Le droit pénal est attentatoire aux libertés par essence. Le cabinet Ensemble Droit intervient régulièrement dans cette matière dans les commissariats, gendarmeries et devant le Tribunal correctionnel de LILLE, la Cour d'appel et la Cour d'assises de Douai.
L'actualité du droit pénal est brûlante et il est important que vous puissiez être informés de vos droits et de la conduite à tenir en cas de poursuites.
Si l'assistance de l'avocat n'est, de manière générale, pas obligatoire en matière pénale, elle est pourtant indispensable pour construire une bonne défense.
Le système judiciaire pénal est lourd.
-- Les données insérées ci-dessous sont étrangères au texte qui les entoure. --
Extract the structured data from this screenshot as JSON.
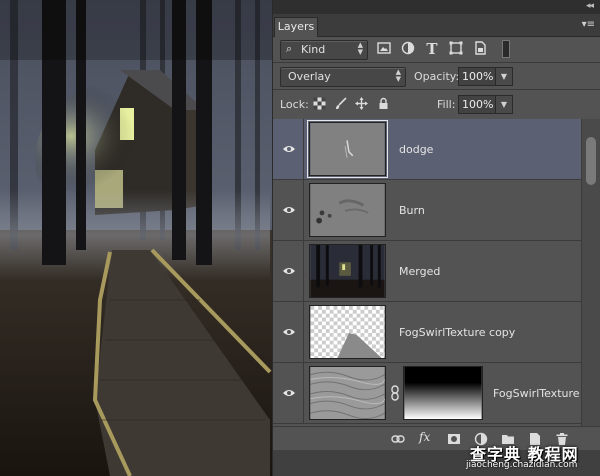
{
  "panel": {
    "collapse_glyph": "◂◂",
    "tab_label": "Layers",
    "menu_glyph": "▾≡"
  },
  "filter": {
    "kind_label": "Kind",
    "icons": [
      "image-filter-icon",
      "adjustment-filter-icon",
      "type-filter-icon",
      "shape-filter-icon",
      "smart-object-filter-icon"
    ]
  },
  "blend": {
    "mode": "Overlay",
    "opacity_label": "Opacity:",
    "opacity_value": "100%"
  },
  "lock": {
    "label": "Lock:",
    "fill_label": "Fill:",
    "fill_value": "100%"
  },
  "layers": [
    {
      "name": "dodge",
      "selected": true,
      "visible": true
    },
    {
      "name": "Burn",
      "selected": false,
      "visible": true
    },
    {
      "name": "Merged",
      "selected": false,
      "visible": true
    },
    {
      "name": "FogSwirlTexture copy",
      "selected": false,
      "visible": true
    },
    {
      "name": "FogSwirlTexture",
      "selected": false,
      "visible": true,
      "has_mask": true
    }
  ],
  "bottom_toolbar": {
    "fx_label": "fx",
    "icons": [
      "link-layers-icon",
      "fx-icon",
      "add-mask-icon",
      "adjustment-layer-icon",
      "new-group-icon",
      "new-layer-icon",
      "delete-layer-icon"
    ]
  },
  "watermark": {
    "title": "查字典 教程网",
    "url": "jiaocheng.chazidian.com"
  }
}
Il est soit très lent, soit au contraire beaucoup trop rapide, ce qui le rend alors très violent.
Les lois répressives se sont multipliées ces dernières années et les sanctions encourues, surtout pour de « petites » infractions, sont extrêmement importantes.

Le droit pénal comme la procédure pénale sont de plus en plus complexes et nécessitent une technicité et une compétence particulière que bien souvent le justiciable ne maîtrise pas et ne connaît même pas. D'où le recours à l'avocat, qui permettra d'abord de s'informer sur la procédure et les risques encourus, et surtout d'être défendu face aux pouvoirs policier et judiciaire.
La consécration très récente du droit d'être assisté d'un avocat durant toute la garde-à-vue rend encore plus important l'exercice de ce droit !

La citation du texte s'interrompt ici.